I think the main thing was we didn’t have television. Nowadays we get the lot and you experience this fear, but in those days it was sort of remote. When I was living at St Anne’s the blitz of London was going on and my husband’s family were all living in London and they sort of got a bit panicky and decided they wanted to get out of it. So I was living in this sort of boarding house and there were a lot of us in it. And we kept getting these phone calls saying can we come please we’ve got to get out of London. At one time there was 7 of us sleeping in the top bedroom because nobody ever said no you can’t. And then the YMCA down the road opened their doors and said you can all come here for free meals and everything. They stayed for a while and then they eventually all went back as did other people, they wanted to go home again. But we were an escape route for them.
When I was at school they did have this idea that we’d be safer if we were sent to Canada. And because my father had been called up and was in the forces, no it was before he went back in … they said yes well we’ll tell you when you’ve got to go. But in the meantime he was called up and he said he decided it wasn’t right for us to go and sort of leave the sinking ship as it were. So we had to stay at home and we were taken off the list. If you remember there was a boat with all these children on, I think it sunk, with all these children on. And I’ve often thought back, gosh I had a lucky escape that I didn’t end up on that boat — the Athenea.
I remember we had to carry our gasmasks every day to school and then they used to have this system and we used to have to practise these drills. If we had an emergency we all had to be dispersed to various houses in the area. So you were allocated this house and we used to have to do these drills. Most of us were so young we didn’t know what was going on we just thought it was a great interruption to our lessons and off we’d trot.

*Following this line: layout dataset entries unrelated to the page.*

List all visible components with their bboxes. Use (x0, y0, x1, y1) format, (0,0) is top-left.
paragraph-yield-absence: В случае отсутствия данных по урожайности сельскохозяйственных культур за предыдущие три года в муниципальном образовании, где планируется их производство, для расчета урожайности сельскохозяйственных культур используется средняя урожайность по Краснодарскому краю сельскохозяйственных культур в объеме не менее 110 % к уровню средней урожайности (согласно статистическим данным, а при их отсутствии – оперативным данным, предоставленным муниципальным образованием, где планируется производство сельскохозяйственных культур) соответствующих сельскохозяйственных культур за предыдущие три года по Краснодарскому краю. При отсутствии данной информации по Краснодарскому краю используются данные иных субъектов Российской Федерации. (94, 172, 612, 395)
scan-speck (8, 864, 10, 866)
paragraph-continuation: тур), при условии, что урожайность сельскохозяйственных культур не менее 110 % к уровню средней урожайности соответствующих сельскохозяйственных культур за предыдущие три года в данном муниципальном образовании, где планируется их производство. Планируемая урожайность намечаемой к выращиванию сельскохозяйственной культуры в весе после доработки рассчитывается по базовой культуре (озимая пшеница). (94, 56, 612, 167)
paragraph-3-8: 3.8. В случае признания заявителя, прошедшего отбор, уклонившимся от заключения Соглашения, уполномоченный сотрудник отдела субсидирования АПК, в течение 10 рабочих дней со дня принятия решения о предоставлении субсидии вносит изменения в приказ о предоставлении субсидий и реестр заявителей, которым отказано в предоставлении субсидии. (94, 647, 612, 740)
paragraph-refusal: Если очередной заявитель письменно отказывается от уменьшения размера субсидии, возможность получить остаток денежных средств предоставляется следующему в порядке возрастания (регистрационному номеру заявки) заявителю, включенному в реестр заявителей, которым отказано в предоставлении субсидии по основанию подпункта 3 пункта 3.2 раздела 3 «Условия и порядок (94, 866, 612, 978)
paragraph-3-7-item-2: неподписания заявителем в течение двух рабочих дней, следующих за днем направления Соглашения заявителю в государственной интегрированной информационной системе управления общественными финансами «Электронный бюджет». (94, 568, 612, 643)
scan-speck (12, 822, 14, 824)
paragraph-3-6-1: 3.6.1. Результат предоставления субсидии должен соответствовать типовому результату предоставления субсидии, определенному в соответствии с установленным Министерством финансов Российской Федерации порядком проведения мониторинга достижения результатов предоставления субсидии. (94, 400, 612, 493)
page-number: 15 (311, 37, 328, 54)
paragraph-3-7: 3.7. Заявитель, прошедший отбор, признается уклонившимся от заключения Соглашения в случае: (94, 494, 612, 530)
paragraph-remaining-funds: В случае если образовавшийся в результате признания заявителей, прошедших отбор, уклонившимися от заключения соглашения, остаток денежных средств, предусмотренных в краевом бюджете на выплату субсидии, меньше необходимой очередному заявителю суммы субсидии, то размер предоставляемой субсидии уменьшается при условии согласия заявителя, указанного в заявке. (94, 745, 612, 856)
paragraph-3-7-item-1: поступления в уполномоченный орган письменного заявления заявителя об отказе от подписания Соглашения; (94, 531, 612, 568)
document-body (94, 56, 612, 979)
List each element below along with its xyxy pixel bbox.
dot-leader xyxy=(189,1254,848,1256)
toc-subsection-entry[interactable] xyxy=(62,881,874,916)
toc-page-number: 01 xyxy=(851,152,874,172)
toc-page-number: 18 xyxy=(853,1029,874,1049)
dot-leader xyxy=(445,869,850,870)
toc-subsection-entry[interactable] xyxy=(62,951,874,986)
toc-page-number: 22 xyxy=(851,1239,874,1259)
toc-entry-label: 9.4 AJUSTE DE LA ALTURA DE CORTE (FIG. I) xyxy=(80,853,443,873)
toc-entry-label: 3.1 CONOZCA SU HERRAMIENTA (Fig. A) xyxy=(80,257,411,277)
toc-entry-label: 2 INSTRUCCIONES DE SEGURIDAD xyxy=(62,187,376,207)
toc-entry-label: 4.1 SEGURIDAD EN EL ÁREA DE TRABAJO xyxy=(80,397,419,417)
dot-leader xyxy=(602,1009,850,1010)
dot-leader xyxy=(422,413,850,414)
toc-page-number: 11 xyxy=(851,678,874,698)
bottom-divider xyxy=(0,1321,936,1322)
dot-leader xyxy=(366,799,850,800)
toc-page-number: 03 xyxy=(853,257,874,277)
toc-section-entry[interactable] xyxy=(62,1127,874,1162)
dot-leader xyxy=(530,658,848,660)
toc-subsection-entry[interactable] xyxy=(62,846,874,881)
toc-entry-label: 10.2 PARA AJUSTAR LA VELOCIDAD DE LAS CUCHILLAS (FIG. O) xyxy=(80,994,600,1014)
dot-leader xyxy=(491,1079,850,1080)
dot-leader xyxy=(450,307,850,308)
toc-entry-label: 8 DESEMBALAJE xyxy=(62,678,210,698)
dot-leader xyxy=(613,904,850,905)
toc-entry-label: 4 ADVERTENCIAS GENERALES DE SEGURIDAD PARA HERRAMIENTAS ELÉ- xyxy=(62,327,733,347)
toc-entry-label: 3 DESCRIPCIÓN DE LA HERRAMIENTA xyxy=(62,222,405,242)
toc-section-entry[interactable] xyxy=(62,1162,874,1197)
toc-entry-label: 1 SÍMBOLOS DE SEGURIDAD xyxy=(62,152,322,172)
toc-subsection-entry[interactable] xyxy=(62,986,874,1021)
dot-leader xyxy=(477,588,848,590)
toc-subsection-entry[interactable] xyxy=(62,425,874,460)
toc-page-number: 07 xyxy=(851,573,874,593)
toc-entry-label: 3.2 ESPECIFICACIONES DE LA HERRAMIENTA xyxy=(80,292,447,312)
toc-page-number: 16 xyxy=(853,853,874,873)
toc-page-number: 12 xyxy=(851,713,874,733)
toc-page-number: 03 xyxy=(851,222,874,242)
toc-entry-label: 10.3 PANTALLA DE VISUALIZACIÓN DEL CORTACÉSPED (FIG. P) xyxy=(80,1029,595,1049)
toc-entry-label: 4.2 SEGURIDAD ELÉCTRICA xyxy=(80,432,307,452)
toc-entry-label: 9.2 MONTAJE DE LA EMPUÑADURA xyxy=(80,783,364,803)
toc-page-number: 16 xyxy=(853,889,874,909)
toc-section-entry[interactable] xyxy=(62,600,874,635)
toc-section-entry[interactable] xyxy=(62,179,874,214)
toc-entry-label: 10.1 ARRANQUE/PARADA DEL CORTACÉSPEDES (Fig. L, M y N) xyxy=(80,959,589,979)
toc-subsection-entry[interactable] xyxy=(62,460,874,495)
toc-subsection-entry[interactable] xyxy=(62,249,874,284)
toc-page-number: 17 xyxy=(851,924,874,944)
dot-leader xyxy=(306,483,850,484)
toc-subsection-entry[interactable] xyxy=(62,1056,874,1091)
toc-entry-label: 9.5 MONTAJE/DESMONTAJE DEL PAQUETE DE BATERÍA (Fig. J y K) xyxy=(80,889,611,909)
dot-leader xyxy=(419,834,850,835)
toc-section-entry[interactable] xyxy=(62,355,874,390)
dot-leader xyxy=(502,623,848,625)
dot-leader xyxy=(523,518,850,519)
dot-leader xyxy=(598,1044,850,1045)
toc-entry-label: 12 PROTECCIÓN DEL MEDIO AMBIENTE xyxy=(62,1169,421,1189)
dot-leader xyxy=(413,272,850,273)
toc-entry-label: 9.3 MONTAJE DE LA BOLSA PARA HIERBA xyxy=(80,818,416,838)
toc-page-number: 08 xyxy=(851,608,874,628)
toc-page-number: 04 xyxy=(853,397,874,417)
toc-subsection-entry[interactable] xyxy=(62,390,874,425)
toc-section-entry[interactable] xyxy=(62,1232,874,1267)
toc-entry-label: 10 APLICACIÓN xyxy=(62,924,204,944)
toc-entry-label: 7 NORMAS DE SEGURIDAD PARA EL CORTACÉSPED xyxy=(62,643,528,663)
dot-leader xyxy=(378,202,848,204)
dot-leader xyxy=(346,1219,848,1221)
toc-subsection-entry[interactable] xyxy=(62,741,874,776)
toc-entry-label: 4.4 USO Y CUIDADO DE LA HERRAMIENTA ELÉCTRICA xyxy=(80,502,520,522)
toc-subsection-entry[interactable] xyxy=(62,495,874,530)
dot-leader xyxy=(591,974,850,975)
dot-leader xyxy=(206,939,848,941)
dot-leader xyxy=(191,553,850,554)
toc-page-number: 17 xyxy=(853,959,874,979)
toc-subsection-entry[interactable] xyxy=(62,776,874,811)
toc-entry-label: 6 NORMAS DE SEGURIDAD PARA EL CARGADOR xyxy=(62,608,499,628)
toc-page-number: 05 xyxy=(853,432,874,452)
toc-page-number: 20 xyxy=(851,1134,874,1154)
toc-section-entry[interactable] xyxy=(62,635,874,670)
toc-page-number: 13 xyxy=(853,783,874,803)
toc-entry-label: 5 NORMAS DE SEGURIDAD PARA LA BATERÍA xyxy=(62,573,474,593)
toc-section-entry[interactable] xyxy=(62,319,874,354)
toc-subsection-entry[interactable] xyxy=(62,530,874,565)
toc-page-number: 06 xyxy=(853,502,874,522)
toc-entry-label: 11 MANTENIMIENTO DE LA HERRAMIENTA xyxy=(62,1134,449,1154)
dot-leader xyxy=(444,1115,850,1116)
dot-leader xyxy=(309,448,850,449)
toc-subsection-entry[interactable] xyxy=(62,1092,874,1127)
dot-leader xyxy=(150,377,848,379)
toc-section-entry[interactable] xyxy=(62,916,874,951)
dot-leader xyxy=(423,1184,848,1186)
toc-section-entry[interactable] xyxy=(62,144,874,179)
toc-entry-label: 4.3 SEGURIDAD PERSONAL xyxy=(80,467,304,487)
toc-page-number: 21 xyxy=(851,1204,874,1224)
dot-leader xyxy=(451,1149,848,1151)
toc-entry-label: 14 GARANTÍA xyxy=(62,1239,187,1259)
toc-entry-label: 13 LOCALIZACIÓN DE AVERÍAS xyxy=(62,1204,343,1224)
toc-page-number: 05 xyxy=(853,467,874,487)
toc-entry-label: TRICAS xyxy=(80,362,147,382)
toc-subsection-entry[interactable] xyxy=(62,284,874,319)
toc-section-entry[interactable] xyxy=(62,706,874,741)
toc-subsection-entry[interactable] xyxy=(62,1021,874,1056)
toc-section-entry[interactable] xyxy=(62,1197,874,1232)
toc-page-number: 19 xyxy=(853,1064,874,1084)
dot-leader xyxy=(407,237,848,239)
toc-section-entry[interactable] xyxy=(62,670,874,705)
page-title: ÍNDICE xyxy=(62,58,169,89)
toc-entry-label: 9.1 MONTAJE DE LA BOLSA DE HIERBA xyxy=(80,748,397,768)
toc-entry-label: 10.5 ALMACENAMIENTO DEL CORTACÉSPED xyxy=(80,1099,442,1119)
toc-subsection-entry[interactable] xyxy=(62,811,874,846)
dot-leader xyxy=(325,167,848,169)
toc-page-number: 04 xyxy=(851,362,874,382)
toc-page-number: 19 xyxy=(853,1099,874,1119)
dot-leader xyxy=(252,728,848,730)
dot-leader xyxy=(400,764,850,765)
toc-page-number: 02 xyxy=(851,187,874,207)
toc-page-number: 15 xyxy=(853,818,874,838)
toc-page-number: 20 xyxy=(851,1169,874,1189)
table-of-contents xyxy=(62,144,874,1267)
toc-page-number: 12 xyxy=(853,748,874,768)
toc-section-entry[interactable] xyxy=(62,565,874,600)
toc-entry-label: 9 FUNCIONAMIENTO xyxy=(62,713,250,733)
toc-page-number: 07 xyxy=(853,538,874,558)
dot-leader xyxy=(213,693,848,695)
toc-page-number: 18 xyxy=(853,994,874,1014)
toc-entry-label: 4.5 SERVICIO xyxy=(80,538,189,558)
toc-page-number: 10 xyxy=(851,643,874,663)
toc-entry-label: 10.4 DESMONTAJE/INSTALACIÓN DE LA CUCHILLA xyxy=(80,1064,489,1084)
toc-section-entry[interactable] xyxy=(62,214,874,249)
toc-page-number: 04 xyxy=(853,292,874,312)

We used to live next to a battery farm where there were chickens. It must have been one of the very earliest battery farms. We were rationed terribly and we didn’t have a lot of food. I don’t know whether our ration was 1 egg a week I can’t remember. But in this farm they used to get what they called soft shelled, they were all soft, they didn’t form a shell and this man that lived next door to us never knew what to do with them, so he used to say, oh you can have some of these. And we used to make cakes of course with these eggs. It was immaterial to us whether they had shells on or not. But it was a great gift to us, although people say did you get hungry? We didn’t exactly go hungry but we were all very thin, there were no obese people round in those days because we had such meagre rations.
When they all came back from the war and wanted to get married and all the rest of it there were no houses for them. And this is how the prefabs arose and they were making them actually at Squire’s Gate and when my father came out of the army he went there and he arranged the transport of these prefabs all over the country. And they were the most marvellous thing that they ever did. Because they were only supposed to last 10 years and there’s still some of them around. Nobody thought of buying a house because nobody had any money, we were all in the same boat. It was a terrible situation, it must have taken years to even out, when you got to the stage where you thought of buying a house. But you never minded because you found other pursuits that made life very happy. And you were all glad that the war had finished. Most of us put our names on Council lists of course because there was no other way of getting a place to rent. In fact we were on a council list for 8 years.